Es bueno para nosotros que, en el medio de toda la inestabilidad de la vida, haya alguien a quien el cambio no afecta, uno cuyo corazón no puede alterarse, y en cuya frente la inconstancia no puede producir arrugas. Todas las demás cosas han cambiado, todas las cosas están cambiando. El propio sol se oscurecerá con el tiempo, el mundo se envejece, ya se comenzó a doblar la ropa gastada, los cielos y la tierra pasaran pronto, perecerán, se avejentaran como lo hace una prenda de vestir.
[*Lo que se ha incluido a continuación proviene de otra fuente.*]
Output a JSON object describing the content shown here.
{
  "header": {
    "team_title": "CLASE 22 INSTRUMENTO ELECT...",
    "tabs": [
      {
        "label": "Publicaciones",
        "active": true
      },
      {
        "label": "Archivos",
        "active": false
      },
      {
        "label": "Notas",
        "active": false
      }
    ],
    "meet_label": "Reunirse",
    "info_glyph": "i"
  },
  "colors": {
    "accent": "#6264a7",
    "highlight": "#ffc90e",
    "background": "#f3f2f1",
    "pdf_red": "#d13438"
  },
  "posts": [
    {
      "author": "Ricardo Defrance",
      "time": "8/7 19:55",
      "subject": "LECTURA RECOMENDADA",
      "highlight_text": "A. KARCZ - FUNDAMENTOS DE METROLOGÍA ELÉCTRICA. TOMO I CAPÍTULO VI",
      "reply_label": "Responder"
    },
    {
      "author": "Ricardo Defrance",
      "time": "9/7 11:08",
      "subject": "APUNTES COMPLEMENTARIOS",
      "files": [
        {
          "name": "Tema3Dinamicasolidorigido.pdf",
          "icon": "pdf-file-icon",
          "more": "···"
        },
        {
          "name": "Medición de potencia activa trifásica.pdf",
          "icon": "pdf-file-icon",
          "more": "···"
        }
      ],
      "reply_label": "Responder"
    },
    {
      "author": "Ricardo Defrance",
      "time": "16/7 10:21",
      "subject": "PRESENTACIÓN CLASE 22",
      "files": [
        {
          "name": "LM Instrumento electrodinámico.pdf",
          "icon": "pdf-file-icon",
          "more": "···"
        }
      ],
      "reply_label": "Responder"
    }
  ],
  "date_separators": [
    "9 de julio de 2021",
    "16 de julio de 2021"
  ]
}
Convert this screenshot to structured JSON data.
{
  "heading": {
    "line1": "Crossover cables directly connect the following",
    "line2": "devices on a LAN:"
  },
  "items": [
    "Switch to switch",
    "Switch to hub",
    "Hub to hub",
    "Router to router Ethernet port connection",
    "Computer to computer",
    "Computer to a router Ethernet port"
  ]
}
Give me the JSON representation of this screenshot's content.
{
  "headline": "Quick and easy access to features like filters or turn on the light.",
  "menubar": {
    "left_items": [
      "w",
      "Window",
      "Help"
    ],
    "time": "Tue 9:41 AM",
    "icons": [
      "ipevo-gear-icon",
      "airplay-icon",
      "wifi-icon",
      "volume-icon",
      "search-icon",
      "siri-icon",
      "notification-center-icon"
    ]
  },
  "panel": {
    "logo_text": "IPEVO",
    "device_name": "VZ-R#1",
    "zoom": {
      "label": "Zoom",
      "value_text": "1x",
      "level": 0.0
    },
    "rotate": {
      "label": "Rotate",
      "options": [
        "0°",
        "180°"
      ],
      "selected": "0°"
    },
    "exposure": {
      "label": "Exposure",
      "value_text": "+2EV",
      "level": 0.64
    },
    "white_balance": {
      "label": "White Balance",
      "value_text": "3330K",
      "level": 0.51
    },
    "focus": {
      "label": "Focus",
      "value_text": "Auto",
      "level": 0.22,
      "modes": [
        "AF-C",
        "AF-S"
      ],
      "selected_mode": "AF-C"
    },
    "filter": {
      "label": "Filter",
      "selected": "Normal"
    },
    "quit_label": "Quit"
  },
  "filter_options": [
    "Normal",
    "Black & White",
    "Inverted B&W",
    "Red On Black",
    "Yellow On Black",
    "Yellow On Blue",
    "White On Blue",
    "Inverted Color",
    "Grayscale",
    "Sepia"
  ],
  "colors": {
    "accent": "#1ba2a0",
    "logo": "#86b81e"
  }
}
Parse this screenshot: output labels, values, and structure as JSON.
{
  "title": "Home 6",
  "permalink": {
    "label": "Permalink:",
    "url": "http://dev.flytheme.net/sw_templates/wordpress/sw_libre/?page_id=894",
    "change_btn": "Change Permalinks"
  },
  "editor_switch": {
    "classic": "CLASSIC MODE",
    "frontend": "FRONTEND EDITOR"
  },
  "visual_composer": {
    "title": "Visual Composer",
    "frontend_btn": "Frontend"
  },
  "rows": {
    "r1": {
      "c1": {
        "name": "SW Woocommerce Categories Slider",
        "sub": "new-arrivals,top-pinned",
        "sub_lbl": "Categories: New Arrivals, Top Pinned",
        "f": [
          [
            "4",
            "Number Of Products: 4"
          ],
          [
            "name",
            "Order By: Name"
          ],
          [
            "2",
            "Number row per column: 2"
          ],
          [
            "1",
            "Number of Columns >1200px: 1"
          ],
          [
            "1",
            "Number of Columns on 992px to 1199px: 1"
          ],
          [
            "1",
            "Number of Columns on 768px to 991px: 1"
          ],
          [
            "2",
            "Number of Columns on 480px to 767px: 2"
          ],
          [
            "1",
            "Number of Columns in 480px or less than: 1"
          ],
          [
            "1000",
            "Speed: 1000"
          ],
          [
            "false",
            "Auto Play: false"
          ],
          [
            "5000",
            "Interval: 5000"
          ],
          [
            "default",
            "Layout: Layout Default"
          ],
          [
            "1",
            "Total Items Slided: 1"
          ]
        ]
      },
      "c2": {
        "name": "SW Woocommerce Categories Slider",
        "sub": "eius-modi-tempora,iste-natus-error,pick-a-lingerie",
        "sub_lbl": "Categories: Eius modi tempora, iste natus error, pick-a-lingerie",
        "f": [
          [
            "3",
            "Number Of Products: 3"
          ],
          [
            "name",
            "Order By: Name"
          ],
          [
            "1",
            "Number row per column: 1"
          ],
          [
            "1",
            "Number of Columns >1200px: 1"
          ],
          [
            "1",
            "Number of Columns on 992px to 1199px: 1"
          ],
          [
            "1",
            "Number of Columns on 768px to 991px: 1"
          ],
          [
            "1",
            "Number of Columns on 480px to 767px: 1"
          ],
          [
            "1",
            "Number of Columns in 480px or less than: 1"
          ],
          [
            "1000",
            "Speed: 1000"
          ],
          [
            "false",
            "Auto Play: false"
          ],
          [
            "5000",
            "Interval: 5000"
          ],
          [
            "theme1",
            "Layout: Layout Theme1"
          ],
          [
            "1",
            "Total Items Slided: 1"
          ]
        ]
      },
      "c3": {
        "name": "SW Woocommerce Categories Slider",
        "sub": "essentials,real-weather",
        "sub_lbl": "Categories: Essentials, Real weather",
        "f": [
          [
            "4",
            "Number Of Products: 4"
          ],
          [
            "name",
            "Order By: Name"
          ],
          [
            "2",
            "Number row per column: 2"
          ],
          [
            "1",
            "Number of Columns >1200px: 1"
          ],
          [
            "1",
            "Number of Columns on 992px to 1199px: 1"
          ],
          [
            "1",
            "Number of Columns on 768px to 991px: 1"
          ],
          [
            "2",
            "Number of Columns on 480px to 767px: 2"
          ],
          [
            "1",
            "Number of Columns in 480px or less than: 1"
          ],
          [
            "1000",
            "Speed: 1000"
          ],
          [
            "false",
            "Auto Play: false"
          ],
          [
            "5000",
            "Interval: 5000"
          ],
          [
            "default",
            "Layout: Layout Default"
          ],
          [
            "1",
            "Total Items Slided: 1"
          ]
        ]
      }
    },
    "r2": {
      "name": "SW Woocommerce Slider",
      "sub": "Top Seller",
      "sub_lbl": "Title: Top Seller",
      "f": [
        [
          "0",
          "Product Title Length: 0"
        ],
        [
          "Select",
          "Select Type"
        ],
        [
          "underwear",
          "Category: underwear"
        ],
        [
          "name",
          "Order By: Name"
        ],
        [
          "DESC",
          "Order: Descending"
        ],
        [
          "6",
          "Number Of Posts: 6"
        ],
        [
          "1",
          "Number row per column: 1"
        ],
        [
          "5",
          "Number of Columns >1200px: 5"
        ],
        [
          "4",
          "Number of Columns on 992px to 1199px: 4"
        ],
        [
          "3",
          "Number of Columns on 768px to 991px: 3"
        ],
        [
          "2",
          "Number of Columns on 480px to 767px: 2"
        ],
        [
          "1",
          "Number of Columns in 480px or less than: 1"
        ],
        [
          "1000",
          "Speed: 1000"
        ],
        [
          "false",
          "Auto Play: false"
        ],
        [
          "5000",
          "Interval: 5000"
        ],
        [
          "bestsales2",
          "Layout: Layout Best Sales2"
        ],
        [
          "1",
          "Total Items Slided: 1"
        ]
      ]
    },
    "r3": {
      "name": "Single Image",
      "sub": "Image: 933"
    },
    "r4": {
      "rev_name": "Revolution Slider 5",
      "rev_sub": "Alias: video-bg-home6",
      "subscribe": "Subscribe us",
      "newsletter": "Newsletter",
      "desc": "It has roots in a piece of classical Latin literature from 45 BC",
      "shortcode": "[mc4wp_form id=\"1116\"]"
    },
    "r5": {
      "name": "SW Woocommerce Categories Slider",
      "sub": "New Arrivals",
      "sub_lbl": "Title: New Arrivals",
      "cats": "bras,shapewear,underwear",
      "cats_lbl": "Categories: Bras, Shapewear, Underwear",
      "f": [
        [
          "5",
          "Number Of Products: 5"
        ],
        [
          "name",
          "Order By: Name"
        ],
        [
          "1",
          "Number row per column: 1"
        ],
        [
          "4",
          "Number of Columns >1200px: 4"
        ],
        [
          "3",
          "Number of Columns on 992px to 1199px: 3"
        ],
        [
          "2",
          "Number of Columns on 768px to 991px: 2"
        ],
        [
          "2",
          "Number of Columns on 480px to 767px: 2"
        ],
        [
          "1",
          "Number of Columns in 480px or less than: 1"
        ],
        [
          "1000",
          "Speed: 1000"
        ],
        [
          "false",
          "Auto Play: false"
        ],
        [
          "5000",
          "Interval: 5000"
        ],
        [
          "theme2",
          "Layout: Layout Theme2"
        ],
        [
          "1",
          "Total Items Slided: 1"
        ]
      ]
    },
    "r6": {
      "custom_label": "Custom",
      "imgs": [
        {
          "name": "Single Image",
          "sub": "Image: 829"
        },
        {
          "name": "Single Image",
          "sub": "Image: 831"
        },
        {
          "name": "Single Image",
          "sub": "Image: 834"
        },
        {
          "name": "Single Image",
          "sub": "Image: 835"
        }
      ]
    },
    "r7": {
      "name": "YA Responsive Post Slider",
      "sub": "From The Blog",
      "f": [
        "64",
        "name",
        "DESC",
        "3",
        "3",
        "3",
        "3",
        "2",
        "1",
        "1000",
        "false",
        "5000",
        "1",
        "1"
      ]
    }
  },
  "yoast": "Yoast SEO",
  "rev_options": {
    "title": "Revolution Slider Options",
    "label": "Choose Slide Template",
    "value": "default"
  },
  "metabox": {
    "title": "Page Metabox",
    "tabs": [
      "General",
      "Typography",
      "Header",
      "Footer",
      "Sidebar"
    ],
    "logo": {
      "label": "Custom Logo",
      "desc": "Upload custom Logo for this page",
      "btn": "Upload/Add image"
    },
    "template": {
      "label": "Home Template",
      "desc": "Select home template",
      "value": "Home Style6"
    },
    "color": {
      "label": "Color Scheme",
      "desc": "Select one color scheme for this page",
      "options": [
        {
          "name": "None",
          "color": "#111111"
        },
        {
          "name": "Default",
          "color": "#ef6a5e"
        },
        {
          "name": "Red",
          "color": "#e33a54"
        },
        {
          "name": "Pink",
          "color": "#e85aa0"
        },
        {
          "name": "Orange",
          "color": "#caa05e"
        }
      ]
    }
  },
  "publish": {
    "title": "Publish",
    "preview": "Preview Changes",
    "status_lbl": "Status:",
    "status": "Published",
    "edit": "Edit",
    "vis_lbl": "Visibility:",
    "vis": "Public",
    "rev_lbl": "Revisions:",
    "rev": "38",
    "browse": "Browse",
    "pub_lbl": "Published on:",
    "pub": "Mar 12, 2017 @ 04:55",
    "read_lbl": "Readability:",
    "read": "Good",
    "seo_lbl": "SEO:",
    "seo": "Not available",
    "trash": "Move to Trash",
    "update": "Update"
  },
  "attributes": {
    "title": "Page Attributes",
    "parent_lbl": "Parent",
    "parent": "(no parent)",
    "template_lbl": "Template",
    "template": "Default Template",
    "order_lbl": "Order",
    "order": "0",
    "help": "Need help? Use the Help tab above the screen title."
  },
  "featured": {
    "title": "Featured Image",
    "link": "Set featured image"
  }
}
Pero hay uno que solo tiene inmortalidad, cuyos años no tienen fin y en cuya persona no hay cambios. Los deleites que siente el marinero cuando, después de haber sido zarandeado de acá para allá, se para en tierra firme. Esos deleites son similares a la satisfacción del cristiano cuando, en medio de todos los cambios de su difícil vida, apoya el pie de su fe sobre esta verdad: “Yo, el Señor, no cambio”.
La estabilidad que da el ancla al barco cuando por fin se amarra, es similar aquella que la esperanza cristiana le otorga al que cree cuando se apoya con esta verdad gloriosa. Con Dios, “que no cambia como los astros ni se mueve como las sombras” (Santiago 1:17). Lo que sus atributos fueron en el pasado lo siguen siendo: su poder, su sabiduría, su justicia, su verdad, ninguno de ellos cambió. Siempre ha sido un “refugio de su pueblo” (Joel 3:16), “refugio en el día de la angustia” (Nahúm 1:7) y es todavía su seguro ayudador. Su amor no cambia. El ha amado a su pueblo con “amor eterno” (Jeremías 31:3), los ama tanto ahora como siempre, y cuando todas las cosas terrenales se hayan deshecho en la última devastación, su amor todavía vestirá el rocío de su juventud. ¡Que preciosa es la seguridad de que Él no cambia! La rueda de la providencia gira, pero su eje es amor eterno.
“La muerte y los cambios están siempre ocupados, el hombre desfallece, la edad avanza, pero no la misericordia de Dios; Dios es sabiduría, Dios es amor”.